Había tanta estabilidad y ausencia de contestación interna que (sonido de disco rayado) os preguntaréis como acabó urdiéndose una trama de secuestro entre expresidentes por no cobrar de la venta del club a un fondo uruguayo y que, para echarles, hubiera que organizar una ampliación de capital pagada por un banco que sería intervenido y que obligaría a un proceso de venta oscuro para acabar en manos de un magnate singapurés. En 2014 se daba una vuelta de tuerca al «nuevo orden», con dos cucharadas extra de grandilocuencia, hasta transformarlo en la «mayor transacción del fútbol mundial». La euforia desatada en el desembarco de Peter Lim era solo la desesperación de una ciudad con las defensas bajas.

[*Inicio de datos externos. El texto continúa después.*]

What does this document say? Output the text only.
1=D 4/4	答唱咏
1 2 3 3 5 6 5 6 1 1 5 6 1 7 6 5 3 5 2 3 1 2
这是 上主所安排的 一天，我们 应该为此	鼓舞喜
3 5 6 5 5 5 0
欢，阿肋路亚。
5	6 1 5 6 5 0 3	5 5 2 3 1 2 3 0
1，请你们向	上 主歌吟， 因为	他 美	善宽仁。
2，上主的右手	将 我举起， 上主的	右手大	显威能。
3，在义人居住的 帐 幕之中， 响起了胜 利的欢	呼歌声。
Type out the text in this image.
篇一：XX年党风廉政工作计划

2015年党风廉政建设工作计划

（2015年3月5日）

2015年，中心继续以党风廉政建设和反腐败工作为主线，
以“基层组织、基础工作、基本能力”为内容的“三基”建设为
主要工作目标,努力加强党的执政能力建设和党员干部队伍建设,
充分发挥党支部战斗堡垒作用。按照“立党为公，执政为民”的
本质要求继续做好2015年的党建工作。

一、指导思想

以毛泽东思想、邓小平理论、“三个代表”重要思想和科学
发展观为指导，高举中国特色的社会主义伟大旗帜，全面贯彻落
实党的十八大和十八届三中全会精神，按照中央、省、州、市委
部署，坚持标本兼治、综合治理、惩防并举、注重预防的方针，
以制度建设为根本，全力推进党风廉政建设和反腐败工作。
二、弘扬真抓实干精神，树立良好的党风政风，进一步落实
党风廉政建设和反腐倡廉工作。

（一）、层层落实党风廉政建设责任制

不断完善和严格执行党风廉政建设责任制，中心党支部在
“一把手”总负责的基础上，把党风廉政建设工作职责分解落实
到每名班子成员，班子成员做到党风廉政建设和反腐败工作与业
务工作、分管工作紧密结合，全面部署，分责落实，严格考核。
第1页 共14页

La mayoría accionarial del Valencia ha ido aumentando en la última década sus porcentajes sin que ese fenómeno se haya traducido en perdurabilidad, raigambre, garantías. Todo lo contrario, ha ido acortando cada vez más la distancia con el acantilado y ha sido un mecanismo básicamente creado para sobrevivir y huir hacia adelante. Aquel 40% de Soler se transformó en 50,03% con la venta a Dalport, de ahí a una ampliación con el 76% en poder de una Fundación sin recursos y avalada por un gobierno autonómico.

Para sobrevivir al desastre reciclado de su propia gestión, Lim ha ido aumentando su cuota hasta acaparar el 83%. No será el techo. Después de jibarizar el «fair play» de 160 millones a 30 en solo tres años, se acercará al 90% al acabar capitalizando parte de su deuda particular, y de cobro inviable a corto plazo, para tratar de aplazar el colapso.

En los 7 años de Lim en Mestalla, la trampa del nuevo orden ha sufrido una mutación. Aislado el exceso de «sentiment» como causante de la ceguera que llevó al club al ocaso, desde Meriton se ha proclamado que esa ausencia de pedigrí se contrarrestaría con la perspectiva cosmopolita de su visión del mundo.

Ante los bajos instintos del pueblo llano, la frialdad de un modelo global.

Si ya se despejaron las dudas de la carencia de sensibilidad para entender el mestallismo, las cifras del «fair play» han dejado claro que de capacidad de gestión tampoco se ha ido sobrado. Ni sentiment, ni negocio. Mientras el porcentaje accionarial siga escalando lentamente hacia el 100% para enmendar cada error cometido desde 2004, solo queda un consuelo: Mestalla puede volver a llenarse y es la única esperanza para rehabilitar todos los contrapesos que un día decidimos volar para comernos el mundo.